My final rotation at ISU CVM was Clinical Microbiology and Diagnostic Laboratory, which was perfect for me due to an overwhelming amount of swine cases. For me, the diagnostic laboratory portion was the most beneficial to read case histories, sort through submitted tissues, and develop a prioritized differential list. This experience further emphasized the importance of providing both a thorough and relevant history, along with collecting the appropriate sample, at the appropriate time, and selecting the appropriate test. This rotation would have definitely better prepared me for my swine preceptorships, but some rotations can be more difficult to move than others.
For my final two weeks of veterinary school, I scheduled a preceptorship with the United States Department of Agriculture (USDA). I already had enough credits to graduate and had a long commute to the plant each day, so I elected to not receive credit for this preceptorship. As a future food animal veterinarian, I thought it was extremely important for me to spend some time in a slaughter plant. I had toured several plants during my education, but had never witnessed the day-to-day schedule of a USDA veterinarian. This actually became one of my favorite fourth year experiences again due to great mentorship. Each day, I was involved in ante-mortem inspection in the barn and post-mortem inspection along the line. I was exposed to so many carcasses in such a short amount of time that I was able to start differentiating normal variation, from common to uncommon pathology.
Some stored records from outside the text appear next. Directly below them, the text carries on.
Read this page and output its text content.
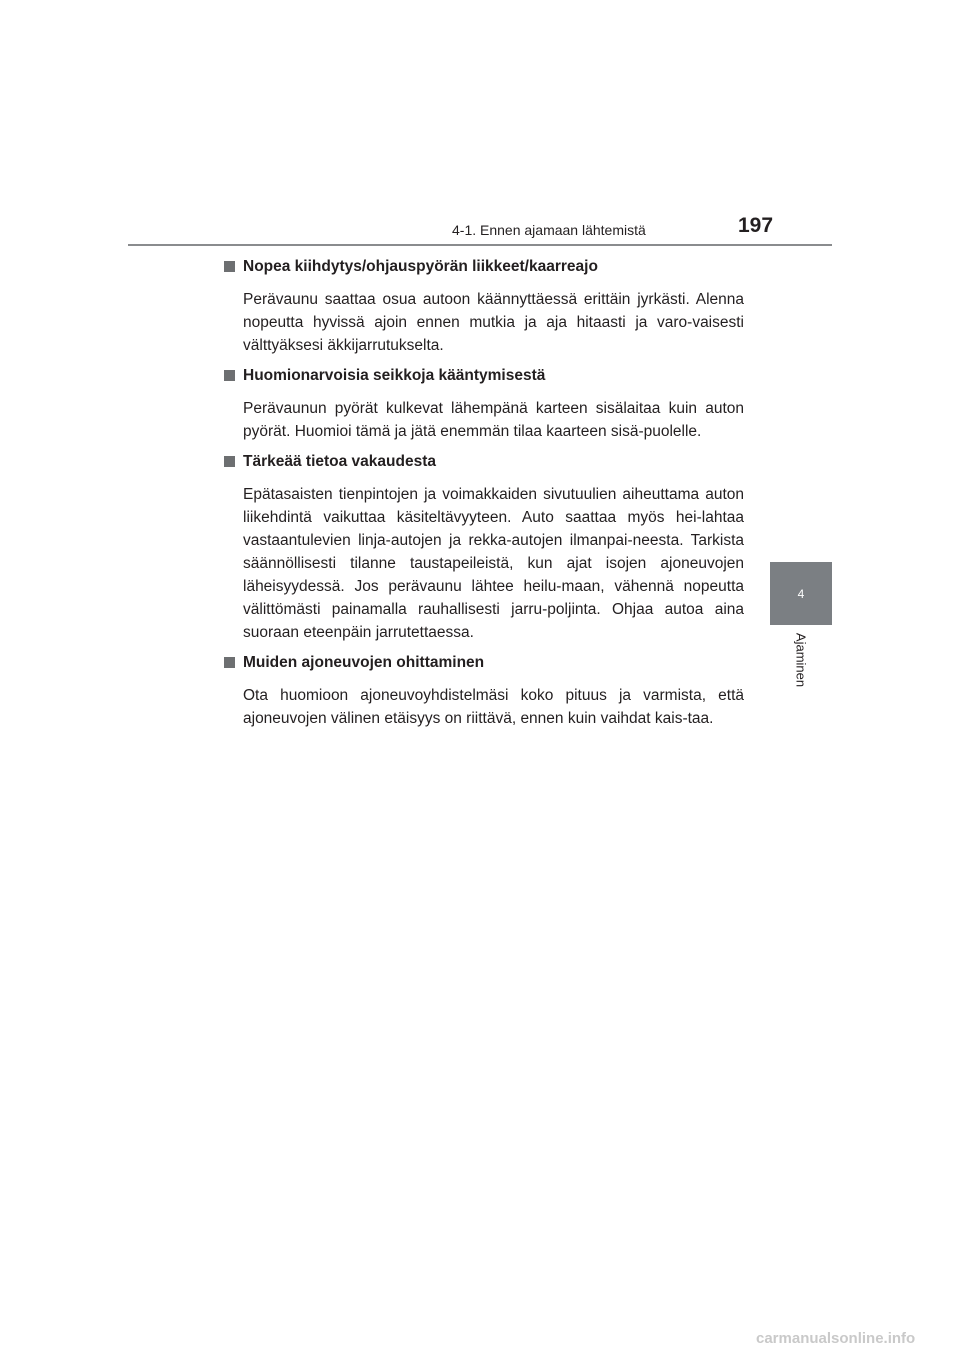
4-1. Ennen ajamaan lähtemistä	197
4
Ajaminen
Nopea kiihdytys/ohjauspyörän liikkeet/kaarreajo

Perävaunu saattaa osua autoon käännyttäessä erittäin jyrkästi. Alenna nopeutta hyvissä ajoin ennen mutkia ja aja hitaasti ja varo-vaisesti välttyäksesi äkkijarrutukselta.

Huomionarvoisia seikkoja kääntymisestä

Perävaunun pyörät kulkevat lähempänä karteen sisälaitaa kuin auton pyörät. Huomioi tämä ja jätä enemmän tilaa kaarteen sisä-puolelle.

Tärkeää tietoa vakaudesta

Epätasaisten tienpintojen ja voimakkaiden sivutuulien aiheuttama auton liikehdintä vaikuttaa käsiteltävyyteen. Auto saattaa myös hei-lahtaa vastaantulevien linja-autojen ja rekka-autojen ilmanpai-neesta. Tarkista säännöllisesti tilanne taustapeileistä, kun ajat isojen ajoneuvojen läheisyydessä. Jos perävaunu lähtee heilu-maan, vähennä nopeutta välittömästi painamalla rauhallisesti jarru-poljinta. Ohjaa autoa aina suoraan eteenpäin jarrutettaessa.

Muiden ajoneuvojen ohittaminen

Ota huomioon ajoneuvoyhdistelmäsi koko pituus ja varmista, että ajoneuvojen välinen etäisyys on riittävä, ennen kuin vaihdat kais-taa.

carmanualsonline.info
The past year of two-week rotations has completely flown by. I can confidently say that fourth year is the best year of veterinary school. For me, the opportunity to be involved in cases was where everything started to come together. Looking back at my education, I wish my fourth year of veterinary school was longer. Sure, the hours were long and there was a constant feeling of unpreparedness, but does being a new veterinarian feel any different? Veterinary school doesn’t teach you everything, but with some mentorship, hard work, time, and practice that unprepared feeling can slowly start to fade.